Southern Belle Lemon Cheesecake

For the cake

2 1/4 cups cake flour
1 1/2 cups Dixie Crystals® granulated sugar
1 TBSP baking powder
1 tsp. salt
1/2 cup vegetable oil
6 eggs, separated
3/4 cup cold water
2 tsp. fresh lemon juice
finely grated zest of 1 fresh lemon
1/2 tsp. cream of tartar

For the “cheesecake” filling and icing

2 cups Dixie Crystals® granulated sugar
10 TBSP cornstarch
1/2 tsp. salt
finely grated zest of 2 fresh lemons
8 egg yolks
3 cups cold water
3/4 cup fresh lemon juice
6 TBSP unsalted butter

For the cake

Below the Mason-Dixon line, a lemon “cheesecake” is a fluffy lemon layer cake filled and iced with a traditional lemon curd.

The layers are thin and plentiful; the lemon curd, rich and sassy, and the results are always heavenly!

Grease and flour three 9 inch round layer pans and set aside. Preheat oven to 325 degrees F. and arrange racks to the center of the oven.

Sift the flour with the sugar, baking powder and salt. Form a well in the center of the dry mixture, then add in this order: the oil, egg yolks, cold water, lemon juice and lemon zest. Do not beat yet.

In a separate bowl, add the cream of tartar to the egg whites and beat until stiff, but not dry. Set aside.

Now, beat the batter mixture above until well blended, then fold the beaten egg whites into the batter until smooth.

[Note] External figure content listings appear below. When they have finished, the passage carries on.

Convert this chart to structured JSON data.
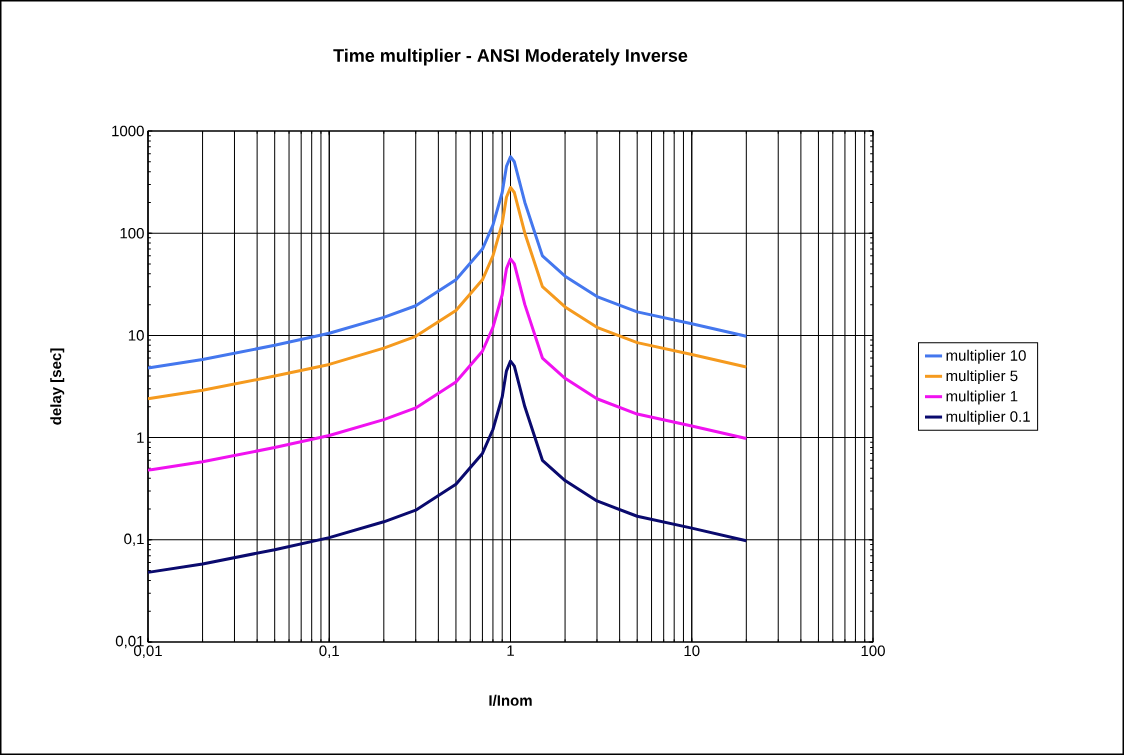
{
  "chart_data": {
    "type": "line",
    "title": "Time multiplier - ANSI Moderately Inverse",
    "xlabel": "I/Inom",
    "ylabel": "delay [sec]",
    "x": [
      0.01,
      0.02,
      0.05,
      0.1,
      0.2,
      0.3,
      0.5,
      0.7,
      0.8,
      0.9,
      0.95,
      1.0,
      1.05,
      1.2,
      1.5,
      2,
      3,
      5,
      10,
      20
    ],
    "series": [
      {
        "name": "multiplier 10",
        "color": "#4477ee",
        "values": [
          4.8,
          5.8,
          8,
          10.5,
          15,
          19.5,
          35,
          70,
          120,
          250,
          450,
          560,
          500,
          200,
          60,
          38,
          24,
          17,
          13,
          9.8
        ]
      },
      {
        "name": "multiplier 5",
        "color": "#f59a1e",
        "values": [
          2.4,
          2.9,
          4,
          5.2,
          7.5,
          9.8,
          17.5,
          35,
          60,
          125,
          225,
          280,
          250,
          100,
          30,
          19,
          12,
          8.5,
          6.5,
          4.9
        ]
      },
      {
        "name": "multiplier 1",
        "color": "#f012f0",
        "values": [
          0.48,
          0.58,
          0.8,
          1.05,
          1.5,
          1.95,
          3.5,
          7,
          12,
          25,
          45,
          56,
          50,
          20,
          6,
          3.8,
          2.4,
          1.7,
          1.3,
          0.98
        ]
      },
      {
        "name": "multiplier 0.1",
        "color": "#0a0a6e",
        "values": [
          0.048,
          0.058,
          0.08,
          0.105,
          0.15,
          0.195,
          0.35,
          0.7,
          1.2,
          2.5,
          4.5,
          5.6,
          5,
          2,
          0.6,
          0.38,
          0.24,
          0.17,
          0.13,
          0.098
        ]
      }
    ],
    "log": "xy",
    "xlim": [
      0.01,
      100
    ],
    "ylim": [
      0.01,
      1000
    ],
    "xticks": [
      {
        "value": 0.01,
        "label": "0,01"
      },
      {
        "value": 0.1,
        "label": "0,1"
      },
      1,
      10,
      100
    ],
    "yticks": [
      {
        "value": 0.01,
        "label": "0,01"
      },
      {
        "value": 0.1,
        "label": "0,1"
      },
      1,
      10,
      100,
      1000
    ],
    "grid": true,
    "legend": "right",
    "marker": "none",
    "line_style": "solid"
  }
}
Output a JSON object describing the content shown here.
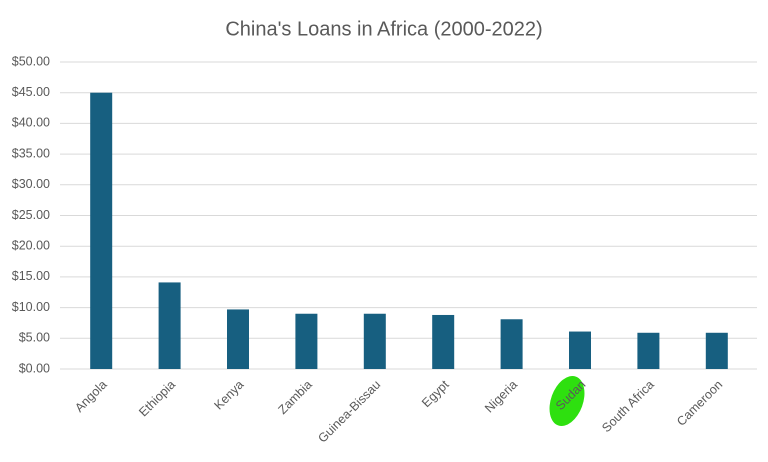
{
  "chart_data": {
    "type": "bar",
    "title": "China's Loans in Africa (2000-2022)",
    "categories": [
      "Angola",
      "Ethiopia",
      "Kenya",
      "Zambia",
      "Guinea-Bissau",
      "Egypt",
      "Nigeria",
      "Sudan",
      "South Africa",
      "Cameroon"
    ],
    "values": [
      45.0,
      14.1,
      9.7,
      9.0,
      9.0,
      8.8,
      8.1,
      6.1,
      5.9,
      5.9
    ],
    "color": "#175f80",
    "ylim": [
      0,
      50
    ],
    "yticks": [
      {
        "value": 0,
        "label": "$0.00"
      },
      {
        "value": 5,
        "label": "$5.00"
      },
      {
        "value": 10,
        "label": "$10.00"
      },
      {
        "value": 15,
        "label": "$15.00"
      },
      {
        "value": 20,
        "label": "$20.00"
      },
      {
        "value": 25,
        "label": "$25.00"
      },
      {
        "value": 30,
        "label": "$30.00"
      },
      {
        "value": 35,
        "label": "$35.00"
      },
      {
        "value": 40,
        "label": "$40.00"
      },
      {
        "value": 45,
        "label": "$45.00"
      },
      {
        "value": 50,
        "label": "$50.00"
      }
    ],
    "grid": true
  }
}
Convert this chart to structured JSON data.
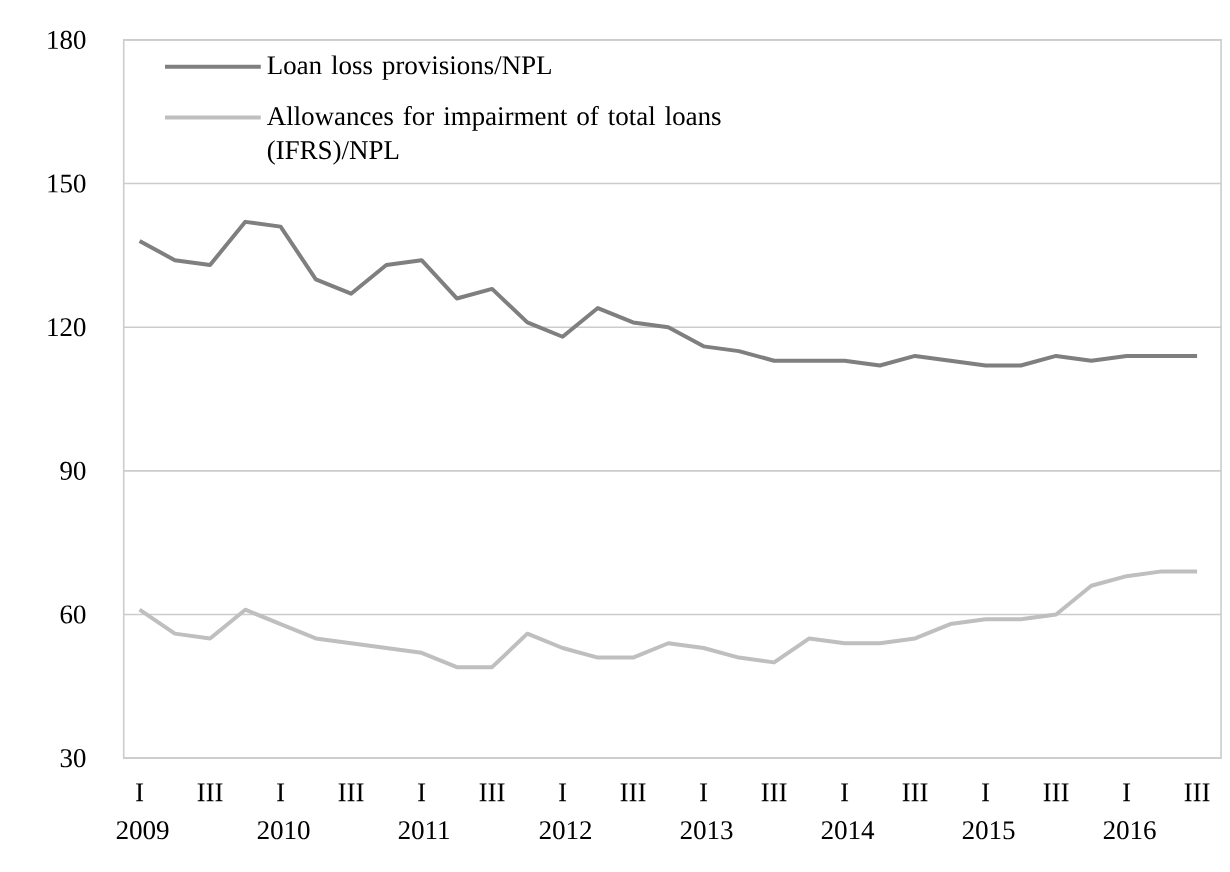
{
  "chart_data": {
    "type": "line",
    "categories": [
      "I 2009",
      null,
      "III",
      null,
      "I 2010",
      null,
      "III",
      null,
      "I 2011",
      null,
      "III",
      null,
      "I 2012",
      null,
      "III",
      null,
      "I 2013",
      null,
      "III",
      null,
      "I 2014",
      null,
      "III",
      null,
      "I 2015",
      null,
      "III",
      null,
      "I 2016",
      null,
      "III"
    ],
    "series": [
      {
        "name": "Loan loss provisions/NPL",
        "color": "#7f7f7f",
        "values": [
          138,
          134,
          133,
          142,
          141,
          130,
          127,
          133,
          134,
          126,
          128,
          121,
          118,
          124,
          121,
          120,
          116,
          115,
          113,
          113,
          113,
          112,
          114,
          113,
          112,
          112,
          114,
          113,
          114,
          114,
          114
        ]
      },
      {
        "name": "Allowances for impairment of total loans (IFRS)/NPL",
        "color": "#bfbfbf",
        "values": [
          61,
          56,
          55,
          61,
          58,
          55,
          54,
          53,
          52,
          49,
          49,
          56,
          53,
          51,
          51,
          54,
          53,
          51,
          50,
          55,
          54,
          54,
          55,
          58,
          59,
          59,
          60,
          66,
          68,
          69,
          69
        ]
      }
    ],
    "ylim": [
      30,
      180
    ],
    "yticks": [
      30,
      60,
      90,
      120,
      150,
      180
    ],
    "grid": "y",
    "legend": "top left",
    "marker": "none",
    "line_style": "solid"
  }
}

Divide mixture evenly among the prepared pans and bake 30-35 minutes or until tops spring back if lightly pressed. Cool layers in their pans 10 minutes, then loose and turn out onto racks to complete cooling. Once cool, slice each layer in half with a long serrated knife to form six layers in all.

For the “cheesecake” filling and icing

Whisk the sugar with the cornstarch, salt and lemon zest. Add the egg yolks and cold water and whisk again until smooth.

Cook mixture over medium heat, whisking constantly, until very thick (almost paste-like). Remove from heat and whisk in the lemon juice and the unsalted butter.

Cool to a good spreading consistency (lukewarm worked best for us) and spread mixture between cake layers and over the top and sides of the cake.